Thanks guys - I have not completely retired its just that I don't employ anybody anymore & I don't take on any big projects anymore. However I do still maintain some of the bigger ponds that I built & the last couple of springs have been busy, there are always UV tubes to replace & filters to service etc.
In fact one of my hobbies has taken off big time & I am now building spear guns as fast as I want - a bit of a bazaar twist


----------



## BigTom (20 Jan 2012)

If you ever fancy being someone's boss again then give me a shout   

Would quite happily give up my PhD for building ponds in the Channel Islands...


----------



## O'Neil (20 Jan 2012)

BigTom said:
			
		

> If you ever fancy being someone's boss again then give me a shout
> 
> Would quite happily give up my PhD for building ponds in the Channel Islands...
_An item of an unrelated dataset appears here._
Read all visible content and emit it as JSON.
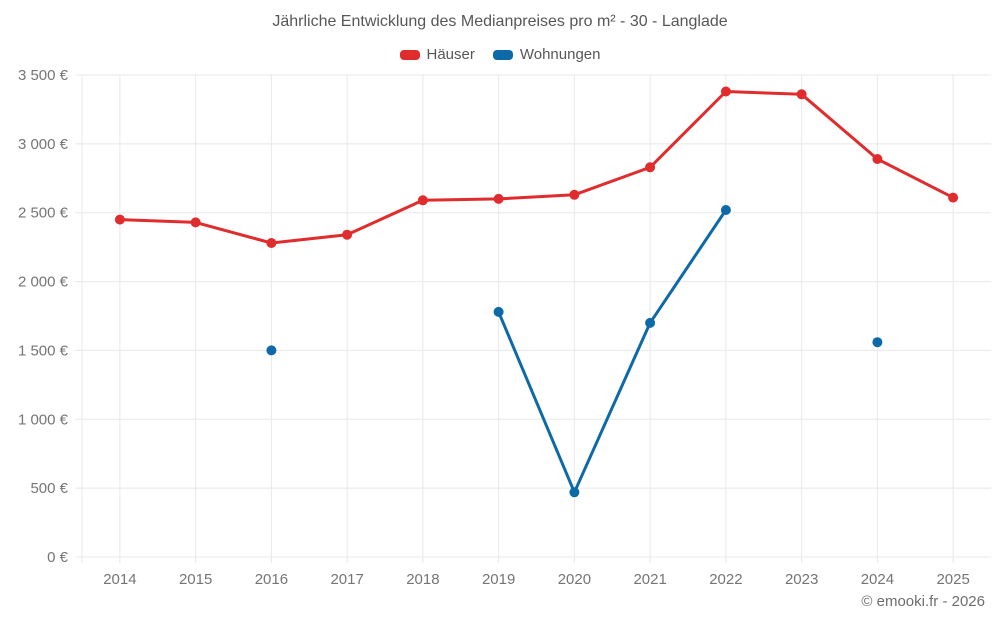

I second that.......plumbers alwyas come in handy winkwink, lol


----------



## Aron_Dip (23 Oct 2012)

Awesome pond mate and Top class Ground works


----------



## jack-rythm (24 Oct 2012)

Looks class mate!

Sent from my GT-I9100 using Tapatalk 2


----------



## foxfish (24 Oct 2012)

Thanks guys, i have never been back to that pond, so i assume it is still running sweetly!
I did find a few more pics of the build though...


----------



## frederick thompson (4 Dec 2015)

Thanks for pictures fox fish. Great pond. Dream pond. Fred


----------